Sicardiana

Scientific classification
- Kingdom: Animalia
- Phylum: Arthropoda
- Clade: Pancrustacea
- Class: Insecta
- Order: Coleoptera
- Suborder: Polyphaga
- Infraorder: Cucujiformia
- Family: Coccinellidae
- Subfamily: Coccinellinae
- Tribe: Chilocorini
- Genus: Sicardiana Łączyński & Tomaszewska, 2010
- Species: S. aureomarginata
- Binomial name: Sicardiana aureomarginata Łączyński & Tomaszewska, 2010
- Synonyms: Sicabdiana; Sicabdiana aureomarginata;

= Sicardiana =

- Genus: Sicardiana
- Species: aureomarginata
- Authority: Łączyński & Tomaszewska, 2010
- Synonyms: Sicabdiana, Sicabdiana aureomarginata
- Parent authority: Łączyński & Tomaszewska, 2010

Genus of beetles

Sicardiana is a genus of beetle of the family Coccinellidae.

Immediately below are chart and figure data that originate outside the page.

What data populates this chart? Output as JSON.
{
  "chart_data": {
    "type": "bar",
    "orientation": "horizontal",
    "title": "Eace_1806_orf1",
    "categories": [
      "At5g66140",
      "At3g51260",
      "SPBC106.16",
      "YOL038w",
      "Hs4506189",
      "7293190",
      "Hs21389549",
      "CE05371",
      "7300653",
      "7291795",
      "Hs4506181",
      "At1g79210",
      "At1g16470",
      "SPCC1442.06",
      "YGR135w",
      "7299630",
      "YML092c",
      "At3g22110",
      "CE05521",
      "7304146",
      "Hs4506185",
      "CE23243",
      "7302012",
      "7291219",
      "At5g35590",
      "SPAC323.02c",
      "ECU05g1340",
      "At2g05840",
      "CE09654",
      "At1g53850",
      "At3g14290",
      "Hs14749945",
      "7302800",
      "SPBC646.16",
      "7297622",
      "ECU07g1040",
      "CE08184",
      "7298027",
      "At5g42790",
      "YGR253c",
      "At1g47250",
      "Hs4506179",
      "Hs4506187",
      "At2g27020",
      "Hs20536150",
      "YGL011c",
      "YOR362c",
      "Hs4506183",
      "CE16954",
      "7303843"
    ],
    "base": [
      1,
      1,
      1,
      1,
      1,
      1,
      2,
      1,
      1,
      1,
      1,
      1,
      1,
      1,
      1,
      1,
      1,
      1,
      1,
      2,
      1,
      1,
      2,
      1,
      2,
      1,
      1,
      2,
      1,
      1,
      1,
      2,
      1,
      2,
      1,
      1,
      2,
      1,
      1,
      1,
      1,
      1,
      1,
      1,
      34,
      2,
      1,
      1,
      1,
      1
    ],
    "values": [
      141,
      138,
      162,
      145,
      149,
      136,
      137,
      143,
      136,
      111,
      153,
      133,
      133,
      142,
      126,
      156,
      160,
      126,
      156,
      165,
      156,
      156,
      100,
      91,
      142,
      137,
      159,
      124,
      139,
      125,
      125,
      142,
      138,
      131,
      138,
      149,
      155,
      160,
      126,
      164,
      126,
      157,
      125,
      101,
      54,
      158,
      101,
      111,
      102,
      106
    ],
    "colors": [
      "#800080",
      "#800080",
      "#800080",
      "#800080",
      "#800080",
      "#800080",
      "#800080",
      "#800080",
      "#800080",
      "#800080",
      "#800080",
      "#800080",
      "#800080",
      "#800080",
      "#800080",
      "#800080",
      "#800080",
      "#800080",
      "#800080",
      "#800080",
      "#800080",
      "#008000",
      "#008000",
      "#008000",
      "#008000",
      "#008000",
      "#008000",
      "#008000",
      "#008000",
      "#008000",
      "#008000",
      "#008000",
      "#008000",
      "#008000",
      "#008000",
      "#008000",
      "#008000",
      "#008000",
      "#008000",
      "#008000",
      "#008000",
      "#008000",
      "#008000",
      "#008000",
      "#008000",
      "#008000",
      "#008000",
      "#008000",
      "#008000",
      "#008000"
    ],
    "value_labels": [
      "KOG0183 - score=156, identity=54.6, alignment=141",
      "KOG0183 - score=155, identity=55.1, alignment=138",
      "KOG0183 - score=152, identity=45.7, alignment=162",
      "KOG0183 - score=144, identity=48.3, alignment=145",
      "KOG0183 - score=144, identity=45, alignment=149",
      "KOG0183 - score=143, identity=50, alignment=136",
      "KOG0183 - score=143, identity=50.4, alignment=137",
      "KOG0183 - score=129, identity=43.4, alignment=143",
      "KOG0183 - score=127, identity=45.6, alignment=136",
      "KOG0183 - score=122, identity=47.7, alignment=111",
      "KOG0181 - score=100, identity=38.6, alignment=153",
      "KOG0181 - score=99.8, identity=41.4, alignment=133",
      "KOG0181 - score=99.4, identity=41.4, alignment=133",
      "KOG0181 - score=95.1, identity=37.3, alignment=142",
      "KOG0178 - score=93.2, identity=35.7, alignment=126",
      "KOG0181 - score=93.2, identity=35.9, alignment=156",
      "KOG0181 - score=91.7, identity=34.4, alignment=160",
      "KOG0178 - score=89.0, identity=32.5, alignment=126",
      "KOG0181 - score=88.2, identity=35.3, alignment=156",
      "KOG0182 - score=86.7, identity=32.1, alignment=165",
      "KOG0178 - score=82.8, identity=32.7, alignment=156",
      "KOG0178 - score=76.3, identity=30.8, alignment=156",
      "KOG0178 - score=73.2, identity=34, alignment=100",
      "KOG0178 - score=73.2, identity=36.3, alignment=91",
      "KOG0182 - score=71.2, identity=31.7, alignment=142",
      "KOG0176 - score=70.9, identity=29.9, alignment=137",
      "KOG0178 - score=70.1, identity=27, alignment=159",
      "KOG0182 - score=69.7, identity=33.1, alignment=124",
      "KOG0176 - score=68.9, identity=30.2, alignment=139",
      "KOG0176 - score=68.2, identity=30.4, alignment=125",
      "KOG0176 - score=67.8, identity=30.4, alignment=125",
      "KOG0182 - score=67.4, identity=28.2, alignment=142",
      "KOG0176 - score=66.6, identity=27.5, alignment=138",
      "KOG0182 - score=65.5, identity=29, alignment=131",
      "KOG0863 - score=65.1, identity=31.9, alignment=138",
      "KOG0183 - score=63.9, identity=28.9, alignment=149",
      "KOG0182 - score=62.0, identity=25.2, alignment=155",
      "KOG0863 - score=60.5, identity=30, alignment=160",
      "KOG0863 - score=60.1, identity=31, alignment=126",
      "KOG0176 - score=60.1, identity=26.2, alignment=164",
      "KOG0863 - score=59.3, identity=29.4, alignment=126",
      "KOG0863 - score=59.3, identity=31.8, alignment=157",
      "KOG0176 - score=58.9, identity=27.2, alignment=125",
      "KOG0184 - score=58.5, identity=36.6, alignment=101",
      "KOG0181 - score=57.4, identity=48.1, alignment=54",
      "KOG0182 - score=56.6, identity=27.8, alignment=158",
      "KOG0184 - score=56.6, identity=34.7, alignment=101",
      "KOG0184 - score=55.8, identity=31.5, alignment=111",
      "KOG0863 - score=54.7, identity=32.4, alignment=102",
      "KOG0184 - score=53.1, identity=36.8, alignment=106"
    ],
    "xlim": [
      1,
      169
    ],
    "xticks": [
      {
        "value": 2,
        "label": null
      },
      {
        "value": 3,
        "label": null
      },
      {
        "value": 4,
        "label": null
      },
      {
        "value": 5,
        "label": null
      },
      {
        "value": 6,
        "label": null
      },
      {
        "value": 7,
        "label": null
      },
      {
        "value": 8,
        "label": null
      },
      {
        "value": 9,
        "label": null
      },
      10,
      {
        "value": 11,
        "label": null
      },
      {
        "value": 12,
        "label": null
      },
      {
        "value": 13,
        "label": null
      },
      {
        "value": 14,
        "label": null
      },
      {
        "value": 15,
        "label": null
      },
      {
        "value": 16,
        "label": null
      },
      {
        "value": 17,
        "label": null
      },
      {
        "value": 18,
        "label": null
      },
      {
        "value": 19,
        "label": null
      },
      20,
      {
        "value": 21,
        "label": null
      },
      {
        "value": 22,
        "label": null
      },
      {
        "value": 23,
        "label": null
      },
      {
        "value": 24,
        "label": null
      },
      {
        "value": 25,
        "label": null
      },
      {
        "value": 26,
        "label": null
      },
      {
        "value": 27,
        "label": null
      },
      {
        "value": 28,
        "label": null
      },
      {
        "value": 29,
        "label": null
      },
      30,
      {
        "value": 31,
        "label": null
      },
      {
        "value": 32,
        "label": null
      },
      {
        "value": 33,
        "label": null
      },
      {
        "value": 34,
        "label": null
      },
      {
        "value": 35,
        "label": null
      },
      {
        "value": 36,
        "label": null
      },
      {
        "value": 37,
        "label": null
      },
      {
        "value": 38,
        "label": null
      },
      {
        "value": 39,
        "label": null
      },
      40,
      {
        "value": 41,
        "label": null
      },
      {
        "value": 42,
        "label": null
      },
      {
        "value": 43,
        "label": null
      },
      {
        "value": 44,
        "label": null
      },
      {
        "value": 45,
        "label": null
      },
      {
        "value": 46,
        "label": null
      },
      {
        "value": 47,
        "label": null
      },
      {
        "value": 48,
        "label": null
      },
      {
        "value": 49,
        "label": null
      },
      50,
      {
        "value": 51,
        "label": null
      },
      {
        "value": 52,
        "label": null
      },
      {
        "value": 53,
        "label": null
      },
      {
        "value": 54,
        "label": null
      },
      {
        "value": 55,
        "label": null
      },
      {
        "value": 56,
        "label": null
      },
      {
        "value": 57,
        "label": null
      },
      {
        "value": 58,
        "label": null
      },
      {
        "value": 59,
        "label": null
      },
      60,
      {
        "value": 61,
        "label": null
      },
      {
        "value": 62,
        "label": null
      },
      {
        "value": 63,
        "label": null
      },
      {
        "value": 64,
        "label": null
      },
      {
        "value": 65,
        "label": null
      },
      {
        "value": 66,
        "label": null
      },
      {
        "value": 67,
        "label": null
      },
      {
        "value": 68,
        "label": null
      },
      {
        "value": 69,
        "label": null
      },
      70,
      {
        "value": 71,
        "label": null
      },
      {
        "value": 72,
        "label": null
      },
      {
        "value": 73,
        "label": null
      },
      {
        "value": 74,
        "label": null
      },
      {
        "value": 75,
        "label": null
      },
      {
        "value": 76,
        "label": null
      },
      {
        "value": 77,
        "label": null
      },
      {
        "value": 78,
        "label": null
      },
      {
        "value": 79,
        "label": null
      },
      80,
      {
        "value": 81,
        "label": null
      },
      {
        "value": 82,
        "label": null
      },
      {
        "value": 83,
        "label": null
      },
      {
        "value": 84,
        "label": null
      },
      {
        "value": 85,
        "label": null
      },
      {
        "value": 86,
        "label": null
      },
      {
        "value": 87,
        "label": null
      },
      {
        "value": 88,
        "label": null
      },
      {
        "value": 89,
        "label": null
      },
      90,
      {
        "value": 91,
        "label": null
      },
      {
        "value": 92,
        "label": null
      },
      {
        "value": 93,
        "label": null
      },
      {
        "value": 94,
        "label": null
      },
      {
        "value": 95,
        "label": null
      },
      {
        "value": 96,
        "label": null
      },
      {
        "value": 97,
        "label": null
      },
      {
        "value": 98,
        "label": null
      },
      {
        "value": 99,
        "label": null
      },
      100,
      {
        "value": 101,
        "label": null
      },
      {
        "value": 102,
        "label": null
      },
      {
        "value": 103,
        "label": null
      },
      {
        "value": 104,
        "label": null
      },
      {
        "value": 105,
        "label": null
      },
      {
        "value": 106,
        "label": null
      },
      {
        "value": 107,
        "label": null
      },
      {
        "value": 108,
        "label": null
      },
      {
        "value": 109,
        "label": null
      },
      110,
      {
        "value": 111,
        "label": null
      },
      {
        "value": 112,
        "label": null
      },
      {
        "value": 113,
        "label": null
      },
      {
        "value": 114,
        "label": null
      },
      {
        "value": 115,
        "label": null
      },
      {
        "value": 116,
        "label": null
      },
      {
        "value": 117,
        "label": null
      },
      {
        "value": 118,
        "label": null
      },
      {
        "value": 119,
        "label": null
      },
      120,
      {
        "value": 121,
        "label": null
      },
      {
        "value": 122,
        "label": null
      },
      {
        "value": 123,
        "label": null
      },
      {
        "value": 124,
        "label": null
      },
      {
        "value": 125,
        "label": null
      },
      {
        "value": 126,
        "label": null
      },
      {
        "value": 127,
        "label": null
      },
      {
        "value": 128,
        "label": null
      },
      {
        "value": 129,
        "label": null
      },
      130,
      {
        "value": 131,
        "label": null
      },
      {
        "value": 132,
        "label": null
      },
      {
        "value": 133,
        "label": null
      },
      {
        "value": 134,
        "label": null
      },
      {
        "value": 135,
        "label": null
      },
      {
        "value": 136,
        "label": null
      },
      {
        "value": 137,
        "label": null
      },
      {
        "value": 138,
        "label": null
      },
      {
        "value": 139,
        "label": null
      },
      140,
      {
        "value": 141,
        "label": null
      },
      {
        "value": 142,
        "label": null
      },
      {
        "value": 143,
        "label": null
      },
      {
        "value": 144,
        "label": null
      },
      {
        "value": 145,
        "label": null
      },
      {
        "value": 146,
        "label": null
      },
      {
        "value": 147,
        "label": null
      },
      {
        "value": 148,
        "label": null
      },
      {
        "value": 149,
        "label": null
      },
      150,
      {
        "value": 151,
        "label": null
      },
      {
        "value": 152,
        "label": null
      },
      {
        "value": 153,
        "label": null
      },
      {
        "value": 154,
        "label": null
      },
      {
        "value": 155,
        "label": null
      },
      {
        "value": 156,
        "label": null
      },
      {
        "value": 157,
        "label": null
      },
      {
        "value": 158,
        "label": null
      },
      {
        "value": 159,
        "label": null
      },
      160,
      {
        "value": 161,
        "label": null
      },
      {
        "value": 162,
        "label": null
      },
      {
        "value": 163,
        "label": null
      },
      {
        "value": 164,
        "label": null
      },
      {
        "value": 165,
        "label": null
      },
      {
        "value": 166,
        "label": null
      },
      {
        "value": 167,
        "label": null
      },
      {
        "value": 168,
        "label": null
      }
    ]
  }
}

It is monotypic, being represented by the single species, Sicardiana aureomarginata, which is found in Papua New Guinea.

== Description ==
Adults reach a length of about 2.8–3 mm. The pronotum is black with orange anterior angles and the elytra are black with orange lateral and apical margins. The ventral surface is dark brownish to black with brownish legs and a brownish abdomen.

== Etymology ==
The genus is dedicated to Dr. Andre Sicard, a French Coleopterist. The species name refers to orange coloration of the lateral margins of the elytra.